Huang Renxun (Jensen Huang) stated, 'While the world's second-best GPU is NVIDIA's H200, the GB200's performance is ten times that.'
NVIDIA also introduced the BlueField-4 DPU for AI storage and network security scenarios, supporting 800Gb/s throughput. Additionally, the IGX Thor robotics computing platform, based on the Blackwell architecture, delivers a staggering 5581 FP4 TFLOPS in AI computing power, providing a unified platform for smart manufacturing and autonomous driving.

● In the automotive sector, NVIDIA announced the launch of the Drive Hyperion platform and a partnership with Uber for autonomous taxi services.

● In the telecommunications sector, NVIDIA introduced the Aerial ARC 6G platform and invested $1 billion in Nokia, acquiring a 2.9% stake, to jointly advance AI-RAN and AI-native 6G network research and development.

NVIDIA proposed the concept of the 'AI Factory,' treating AI as a new 'manufactured product,' where computing power, energy consumption, and cooling become 'production factors.'
The Omniverse DSX platform enables collaborative design of architecture, power, and AI stacks, allowing enterprises to build AI production lines akin to operating factories.
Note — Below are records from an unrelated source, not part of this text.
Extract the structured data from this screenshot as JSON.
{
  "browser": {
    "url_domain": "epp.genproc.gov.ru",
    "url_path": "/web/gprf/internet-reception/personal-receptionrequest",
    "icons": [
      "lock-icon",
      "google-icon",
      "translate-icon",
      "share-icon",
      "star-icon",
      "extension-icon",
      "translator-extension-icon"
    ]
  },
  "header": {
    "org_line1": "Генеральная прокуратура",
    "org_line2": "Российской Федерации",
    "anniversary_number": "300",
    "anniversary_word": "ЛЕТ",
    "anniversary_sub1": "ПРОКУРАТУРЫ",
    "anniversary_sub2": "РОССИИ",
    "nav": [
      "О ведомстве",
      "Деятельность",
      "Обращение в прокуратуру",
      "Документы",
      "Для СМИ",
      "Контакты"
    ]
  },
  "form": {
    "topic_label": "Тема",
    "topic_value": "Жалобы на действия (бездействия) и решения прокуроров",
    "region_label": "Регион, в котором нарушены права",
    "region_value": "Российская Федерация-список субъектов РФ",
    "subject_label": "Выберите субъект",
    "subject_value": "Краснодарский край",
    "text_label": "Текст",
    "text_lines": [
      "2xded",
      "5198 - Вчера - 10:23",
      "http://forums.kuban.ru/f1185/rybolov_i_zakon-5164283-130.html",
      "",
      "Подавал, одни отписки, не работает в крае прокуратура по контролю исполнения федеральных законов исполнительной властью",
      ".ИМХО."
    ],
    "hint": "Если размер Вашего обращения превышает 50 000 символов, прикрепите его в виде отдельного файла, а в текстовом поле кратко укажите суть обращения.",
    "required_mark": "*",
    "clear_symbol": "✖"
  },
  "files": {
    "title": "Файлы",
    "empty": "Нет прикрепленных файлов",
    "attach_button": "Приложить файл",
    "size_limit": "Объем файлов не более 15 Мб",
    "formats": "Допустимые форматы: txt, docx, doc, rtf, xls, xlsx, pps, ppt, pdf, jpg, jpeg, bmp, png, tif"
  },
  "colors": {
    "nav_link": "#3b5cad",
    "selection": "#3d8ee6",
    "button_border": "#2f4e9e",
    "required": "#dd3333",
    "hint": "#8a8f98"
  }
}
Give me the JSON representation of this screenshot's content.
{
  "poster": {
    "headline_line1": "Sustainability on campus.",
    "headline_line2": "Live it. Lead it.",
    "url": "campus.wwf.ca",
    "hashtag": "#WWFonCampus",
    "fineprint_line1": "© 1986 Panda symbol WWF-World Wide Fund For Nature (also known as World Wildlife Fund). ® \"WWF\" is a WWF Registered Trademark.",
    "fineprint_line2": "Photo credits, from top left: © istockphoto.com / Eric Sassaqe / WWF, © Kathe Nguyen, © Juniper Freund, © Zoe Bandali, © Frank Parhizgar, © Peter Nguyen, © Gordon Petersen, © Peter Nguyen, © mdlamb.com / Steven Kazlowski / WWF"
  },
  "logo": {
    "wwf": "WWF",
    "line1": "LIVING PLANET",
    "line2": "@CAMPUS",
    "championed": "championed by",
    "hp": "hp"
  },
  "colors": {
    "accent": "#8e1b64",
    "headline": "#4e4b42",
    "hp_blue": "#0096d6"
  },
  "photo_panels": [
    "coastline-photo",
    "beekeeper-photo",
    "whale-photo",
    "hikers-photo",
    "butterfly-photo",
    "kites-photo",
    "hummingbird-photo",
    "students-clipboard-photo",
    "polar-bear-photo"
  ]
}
This model signifies that computing power is emerging as a new strategic resource, following in the footsteps of land and capital.


To mitigate policy and supply risks, NVIDIA emphasized its 'Made in America' strategy at GTC, announcing that all future AI factories will be constructed domestically. It also collaborated with the U.S. Department of Energy to build seven AI supercomputers, with the largest housing 100,000 Blackwell GPUs for nuclear safety and scientific research tasks. NVIDIA has evolved from a technology company into a key pillar of America's AI infrastructure.
Summary
At NVIDIA's GTC 2025 Conference, the launch of the Vera Rubin super chip reaffirmed NVIDIA's leadership in AI computing performance. The strategic layout of AI factories, 6G communication, quantum interconnects, and robotics platforms creates a 'smart ecological closed loop' that encompasses hardware, software, algorithms, energy, and manufacturing.